We Talk, Therefore We Are

First humans communicated with pictures. image from PABS
Rene Descartes’s famous quote states “I think, therefore I am“. The premise is since we are thinking beings, we have consciousness, we exist. Even our species is named Homo sapiens, literally “thinking man”.
And yet, arguably it is our capacity for language, not our ability to think what makes us humans.
Granted, other species can communicate and are also highly intelligent. But communication by sounds, scents, and movement does not compare to talking.
Having a conversation requires thinking in abstract terms and creating symbols that can be decoded by the receiver.
Unsurprisingly, linguistics, the cultural study of languages is one of the four main branches of anthropology, the study of humans. Linguistics studies how languages influence our culture.
Indeed, just like there is no history without writing there can be no culture without language. Otherwise, there will be no way to transmit rituals, values, customs, and traditions to other generations.
Some critics argue anthropologists worry too much about the past. However, we need to understand our past and ancestry to better comprehend who we are and what will become.

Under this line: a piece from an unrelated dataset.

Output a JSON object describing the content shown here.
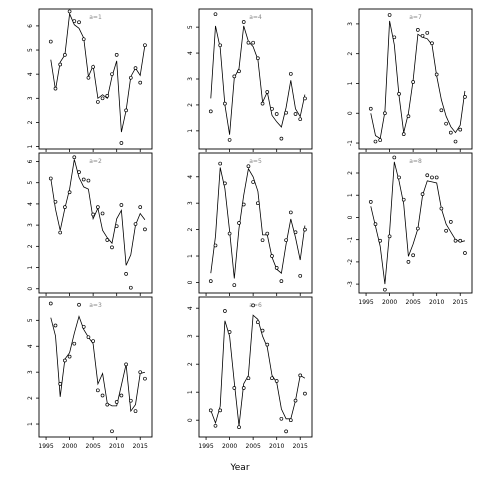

Latin is a dead language but the Roman Colosseum endures. Photo from Il Corriere della Storia
Therefore, we need to study humans through the language they communicate since language is central to everything we do.
Also, anthropologists concern themselves with language development, evolution, and language families. Another group of anthropologists works hard to document and preserve non-Western tongues before they become extinct.
Language extinction and evolution are not something new.
For example, outside the Pope, when was the last time someone spoke Latin? No one speaks Latin since Latin disappeared with the Roman Empire.
In fact, Latin evolved into thirteenth other languages, although these days only Castilian (Spanish), Portuguese, French, Romanian/Moldovan, Italian, Catalonian (Northeast Spain and Andorra), and Romansh (in some Swiss counties) are still spoken.
Thousands of languages are disappearing due to colonialism and the lack of education. Whenever a language becomes extinct, we lose a treasure from our collective history.
By the way, the list of endangered languages is a long one, although a few indigenous languages like Quechua and Aymara are making a comeback.
What can Linguistics Teach Speculative Fiction?

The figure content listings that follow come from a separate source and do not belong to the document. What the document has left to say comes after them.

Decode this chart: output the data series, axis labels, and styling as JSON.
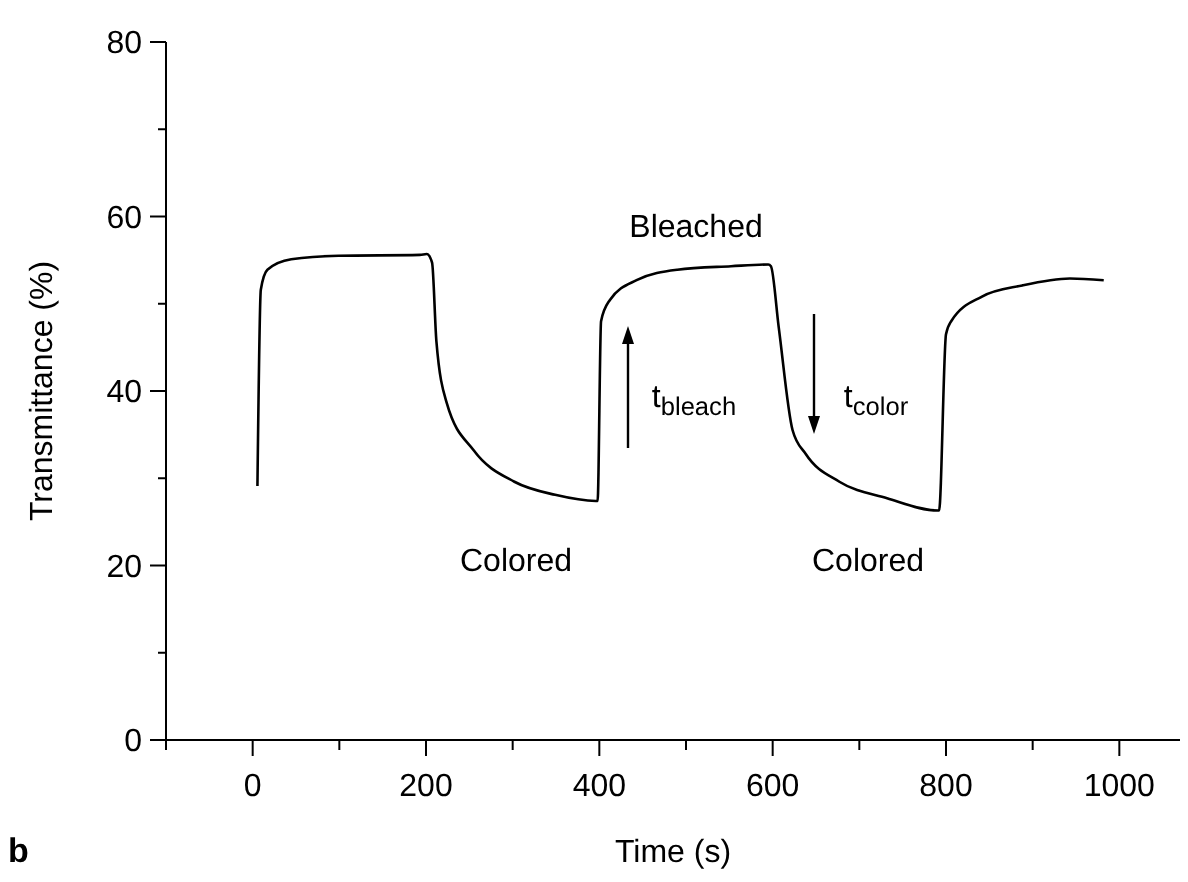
{
  "chart_data": {
    "type": "line",
    "xlabel": "Time (s)",
    "ylabel": "Transmittance (%)",
    "xlim": [
      -100,
      1070
    ],
    "xticks": [
      0,
      200,
      400,
      600,
      800,
      1000
    ],
    "ylim": [
      0,
      80
    ],
    "yticks": [
      0,
      20,
      40,
      60,
      80
    ],
    "grid": false,
    "marker": "none",
    "line_style": "solid",
    "series": [
      {
        "color": "#000000",
        "x": [
          5.5,
          9.4,
          17,
          44.5,
          99,
          193,
          201,
          207,
          212,
          224,
          255,
          302,
          349,
          396,
          398,
          402,
          412,
          443,
          490,
          552,
          595,
          598,
          607,
          623,
          638,
          677,
          732,
          791,
          792,
          800,
          806,
          841,
          888,
          943,
          982
        ],
        "values": [
          29.1,
          51.6,
          53.9,
          55.1,
          55.5,
          55.6,
          55.7,
          54.7,
          45.7,
          38.6,
          33.2,
          29.6,
          28.1,
          27.4,
          27.4,
          48.0,
          50.4,
          52.7,
          53.9,
          54.3,
          54.5,
          54.3,
          47.3,
          35.5,
          32.8,
          29.6,
          27.7,
          26.3,
          26.3,
          46.5,
          48.0,
          50.8,
          52.1,
          52.9,
          52.7
        ]
      }
    ],
    "annotations": [
      "Bleached",
      "Colored",
      "Colored",
      "t$_{bleach}$",
      "t$_{color}$",
      "b"
    ]
  }
}
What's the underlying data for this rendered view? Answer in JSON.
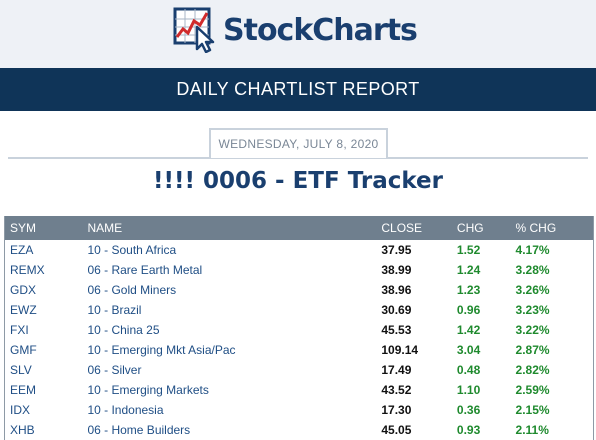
{
  "brand": {
    "name": "StockCharts",
    "logo_icon": "chart-cursor-logo-icon"
  },
  "banner": {
    "title": "DAILY CHARTLIST REPORT"
  },
  "report": {
    "date": "WEDNESDAY, JULY 8, 2020",
    "title": "!!!! 0006 - ETF Tracker"
  },
  "table": {
    "headers": {
      "sym": "SYM",
      "name": "NAME",
      "close": "CLOSE",
      "chg": "CHG",
      "pct_chg": "% CHG"
    },
    "rows": [
      {
        "sym": "EZA",
        "name": "10 - South Africa",
        "close": "37.95",
        "chg": "1.52",
        "pct_chg": "4.17%"
      },
      {
        "sym": "REMX",
        "name": "06 - Rare Earth Metal",
        "close": "38.99",
        "chg": "1.24",
        "pct_chg": "3.28%"
      },
      {
        "sym": "GDX",
        "name": "06 - Gold Miners",
        "close": "38.96",
        "chg": "1.23",
        "pct_chg": "3.26%"
      },
      {
        "sym": "EWZ",
        "name": "10 - Brazil",
        "close": "30.69",
        "chg": "0.96",
        "pct_chg": "3.23%"
      },
      {
        "sym": "FXI",
        "name": "10 - China 25",
        "close": "45.53",
        "chg": "1.42",
        "pct_chg": "3.22%"
      },
      {
        "sym": "GMF",
        "name": "10 - Emerging Mkt Asia/Pac",
        "close": "109.14",
        "chg": "3.04",
        "pct_chg": "2.87%"
      },
      {
        "sym": "SLV",
        "name": "06 - Silver",
        "close": "17.49",
        "chg": "0.48",
        "pct_chg": "2.82%"
      },
      {
        "sym": "EEM",
        "name": "10 - Emerging Markets",
        "close": "43.52",
        "chg": "1.10",
        "pct_chg": "2.59%"
      },
      {
        "sym": "IDX",
        "name": "10 - Indonesia",
        "close": "17.30",
        "chg": "0.36",
        "pct_chg": "2.15%"
      },
      {
        "sym": "XHB",
        "name": "06 - Home Builders",
        "close": "45.05",
        "chg": "0.93",
        "pct_chg": "2.11%"
      }
    ]
  },
  "colors": {
    "banner_bg": "#0f3458",
    "header_bg": "#eef1f6",
    "table_header_bg": "#6f7f8e",
    "symbol_text": "#1f4e85",
    "positive_change": "#1f8a2e"
  }
}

Sumerian tablet, Wikicommons
We previously addressed how anthropology can inform speculative fiction. Yes, a discipline concerned with the past can teach plenty to science fiction which looks at the future, and fantasy which takes folklore to create modern myths.
But what about linguistics? What is the importance of the study of language within the narratives of possible, alternative, whimsical narratives?
Our language influences our values and the identities we chose for ourselves. Words have power.
Psychologists and self-help coaches preach changing our vocabulary changes our outlook. Moreover, the words we use sometimes have race, class, and gender connotations.
Also, some words’ meanings and spelling change over time. If there is one area in which linguistics is valuable for speculative fiction writers is world-building.
When creating new words, new cities, new toponyms, new planets, new races, new technology, et cetera, new terms will be needed. By the way, those terms need to feel right to the reader.
Creating neologisms is almost a speculative fiction tradition. Combining new words to make new ones helps the process. Also, language transmission is a process that we need to account for in our narratives.

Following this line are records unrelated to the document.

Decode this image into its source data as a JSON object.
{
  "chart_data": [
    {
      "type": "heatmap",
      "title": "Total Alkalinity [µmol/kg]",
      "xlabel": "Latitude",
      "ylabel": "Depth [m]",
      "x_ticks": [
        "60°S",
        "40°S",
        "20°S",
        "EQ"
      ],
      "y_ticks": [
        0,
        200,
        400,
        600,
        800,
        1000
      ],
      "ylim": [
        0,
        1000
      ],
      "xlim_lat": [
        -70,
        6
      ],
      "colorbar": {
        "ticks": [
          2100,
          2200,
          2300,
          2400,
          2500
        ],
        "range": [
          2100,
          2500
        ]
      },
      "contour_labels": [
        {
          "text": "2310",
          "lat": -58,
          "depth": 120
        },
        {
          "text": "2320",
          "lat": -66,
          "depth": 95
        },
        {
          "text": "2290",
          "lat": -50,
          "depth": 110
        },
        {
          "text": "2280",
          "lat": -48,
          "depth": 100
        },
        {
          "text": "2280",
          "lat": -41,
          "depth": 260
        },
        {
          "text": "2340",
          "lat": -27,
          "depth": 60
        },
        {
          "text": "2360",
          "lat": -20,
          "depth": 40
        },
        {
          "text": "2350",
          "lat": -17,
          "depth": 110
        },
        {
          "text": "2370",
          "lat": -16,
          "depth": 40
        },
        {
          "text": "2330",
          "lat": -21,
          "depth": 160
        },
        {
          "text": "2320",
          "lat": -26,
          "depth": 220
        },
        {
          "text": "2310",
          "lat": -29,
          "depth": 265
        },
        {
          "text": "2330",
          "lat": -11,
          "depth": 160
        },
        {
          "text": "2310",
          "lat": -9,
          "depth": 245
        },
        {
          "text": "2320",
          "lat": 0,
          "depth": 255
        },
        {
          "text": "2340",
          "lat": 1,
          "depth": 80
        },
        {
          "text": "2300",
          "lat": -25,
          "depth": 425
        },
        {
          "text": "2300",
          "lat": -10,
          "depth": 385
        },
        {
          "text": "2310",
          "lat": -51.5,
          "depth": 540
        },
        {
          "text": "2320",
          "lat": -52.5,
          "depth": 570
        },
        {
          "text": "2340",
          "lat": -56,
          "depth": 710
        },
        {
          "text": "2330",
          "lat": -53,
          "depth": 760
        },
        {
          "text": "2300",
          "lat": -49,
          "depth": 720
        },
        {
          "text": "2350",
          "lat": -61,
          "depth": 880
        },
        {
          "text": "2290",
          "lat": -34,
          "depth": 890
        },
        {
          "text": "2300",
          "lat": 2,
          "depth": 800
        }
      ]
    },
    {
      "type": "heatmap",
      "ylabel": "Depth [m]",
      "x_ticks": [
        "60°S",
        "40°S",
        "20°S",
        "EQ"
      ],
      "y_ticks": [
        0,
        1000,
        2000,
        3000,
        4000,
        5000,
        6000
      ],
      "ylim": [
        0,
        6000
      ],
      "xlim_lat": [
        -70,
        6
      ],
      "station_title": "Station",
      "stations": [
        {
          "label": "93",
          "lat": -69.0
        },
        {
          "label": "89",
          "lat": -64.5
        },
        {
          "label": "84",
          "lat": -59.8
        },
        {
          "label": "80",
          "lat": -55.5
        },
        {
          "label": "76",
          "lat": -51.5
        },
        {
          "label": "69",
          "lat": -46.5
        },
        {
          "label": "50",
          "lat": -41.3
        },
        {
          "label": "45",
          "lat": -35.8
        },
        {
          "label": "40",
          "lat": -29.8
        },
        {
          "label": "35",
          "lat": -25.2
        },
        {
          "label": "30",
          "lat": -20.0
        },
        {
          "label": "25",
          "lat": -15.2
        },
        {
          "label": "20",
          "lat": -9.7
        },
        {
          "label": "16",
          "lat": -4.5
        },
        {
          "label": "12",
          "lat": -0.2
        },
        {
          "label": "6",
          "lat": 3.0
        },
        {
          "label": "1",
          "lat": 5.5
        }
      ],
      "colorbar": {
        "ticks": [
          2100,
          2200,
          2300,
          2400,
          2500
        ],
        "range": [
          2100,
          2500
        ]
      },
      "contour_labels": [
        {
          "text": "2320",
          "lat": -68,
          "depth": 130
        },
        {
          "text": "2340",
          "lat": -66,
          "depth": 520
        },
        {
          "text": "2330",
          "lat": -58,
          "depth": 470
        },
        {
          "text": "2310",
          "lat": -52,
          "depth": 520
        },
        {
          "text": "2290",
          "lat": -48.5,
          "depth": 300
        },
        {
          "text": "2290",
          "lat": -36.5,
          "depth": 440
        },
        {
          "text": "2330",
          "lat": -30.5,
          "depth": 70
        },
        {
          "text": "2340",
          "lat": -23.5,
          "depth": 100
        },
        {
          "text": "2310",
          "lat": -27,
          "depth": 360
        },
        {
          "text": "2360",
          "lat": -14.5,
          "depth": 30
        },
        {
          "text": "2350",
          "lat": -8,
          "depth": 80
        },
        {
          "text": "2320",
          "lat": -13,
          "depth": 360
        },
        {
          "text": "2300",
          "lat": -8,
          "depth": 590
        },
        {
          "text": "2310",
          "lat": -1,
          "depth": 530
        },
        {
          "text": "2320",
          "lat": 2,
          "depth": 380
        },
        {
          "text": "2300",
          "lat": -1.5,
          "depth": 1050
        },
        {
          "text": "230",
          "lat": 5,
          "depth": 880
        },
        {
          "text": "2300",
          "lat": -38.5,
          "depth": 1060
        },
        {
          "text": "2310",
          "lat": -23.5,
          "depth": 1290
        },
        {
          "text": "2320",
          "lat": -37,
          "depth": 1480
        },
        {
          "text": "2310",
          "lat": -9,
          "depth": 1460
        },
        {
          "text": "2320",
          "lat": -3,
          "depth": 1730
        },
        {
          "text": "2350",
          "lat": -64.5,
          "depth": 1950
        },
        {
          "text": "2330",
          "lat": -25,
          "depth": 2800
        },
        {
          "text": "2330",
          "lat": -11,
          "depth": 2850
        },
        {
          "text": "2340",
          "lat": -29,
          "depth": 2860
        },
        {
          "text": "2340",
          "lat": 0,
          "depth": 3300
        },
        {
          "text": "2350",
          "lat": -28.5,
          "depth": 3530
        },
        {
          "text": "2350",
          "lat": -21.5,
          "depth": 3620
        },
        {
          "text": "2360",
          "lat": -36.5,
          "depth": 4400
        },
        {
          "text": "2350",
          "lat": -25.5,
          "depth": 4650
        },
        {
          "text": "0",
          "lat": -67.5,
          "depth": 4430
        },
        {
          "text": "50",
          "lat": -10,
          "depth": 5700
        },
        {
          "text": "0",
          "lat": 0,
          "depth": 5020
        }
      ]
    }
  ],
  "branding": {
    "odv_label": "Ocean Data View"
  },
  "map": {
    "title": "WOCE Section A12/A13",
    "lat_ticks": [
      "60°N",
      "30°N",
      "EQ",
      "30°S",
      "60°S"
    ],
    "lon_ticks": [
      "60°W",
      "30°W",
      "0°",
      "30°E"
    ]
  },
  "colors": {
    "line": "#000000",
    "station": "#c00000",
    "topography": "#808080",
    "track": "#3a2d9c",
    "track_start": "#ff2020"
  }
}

image: European Day organization
For instance, Old English sounds nothing like modern English. Old Spanish is so different from modern Spanish. Some words fell out of fashion because the economy and culture changed.
Moreover, our writing must reflect those changes to feel authentic.
For example, we don’t take carriages, we don’t pay with Shillings, and men do not wear knickerbockers. However, if you are writing steampunk, those old fashion terms are a must.
Languages evolve, meanings change, and even spellings change (although some refuse to).
For instance, despite the letter X no longer being pronounced like a J in Spanish, México refuses to lose the X on its spelling as a matter of identity. Meanwhile, Texas is spelled Tejas in Spanish.
Besides language itself, there is another area linguistics can inform speculative fiction is in speculating how language will be used in the future.
For demonstration, in some dystopic science fiction novels, certain words are forbidden or language is heavily regulated by the oppressive government. And some meanings are tergiversated.
Language is something we take for granted and nonetheless primordial even for our biological survival.
Conclusion

image from Piku
Linguistics in general and language, in particular, deserve to be considered when world-building our societies. It adds verisimilitude to them and makes the experience more immersive for the reader.
No one can predict with certainty what we will speak and how in the future.
Did the first century Romans think their empire and their language disappeared? Did the ancient Incas think Quechua would become endangered? Of course not.
Hence, one, two, ten centuries from now we can safely predict our language will keep evolving. Change is inevitable.

language banner, IAFL
Moreover, it will evolve to the point that if we could travel to the future in a time machine, we would not recognize it.
Language evolution and cultural evolution have a circular relationship in the sense one informs the other and vice-versa.
We may not be able to predict but we can imagine. After all, that is what speculative fiction is about. Imagining the impossible and making it real.
Reader, do you feel language is overrated or underrated in fiction? Do you notice it when you read? Does it bother you? Do you enjoy stories with weird language? Share your opinions.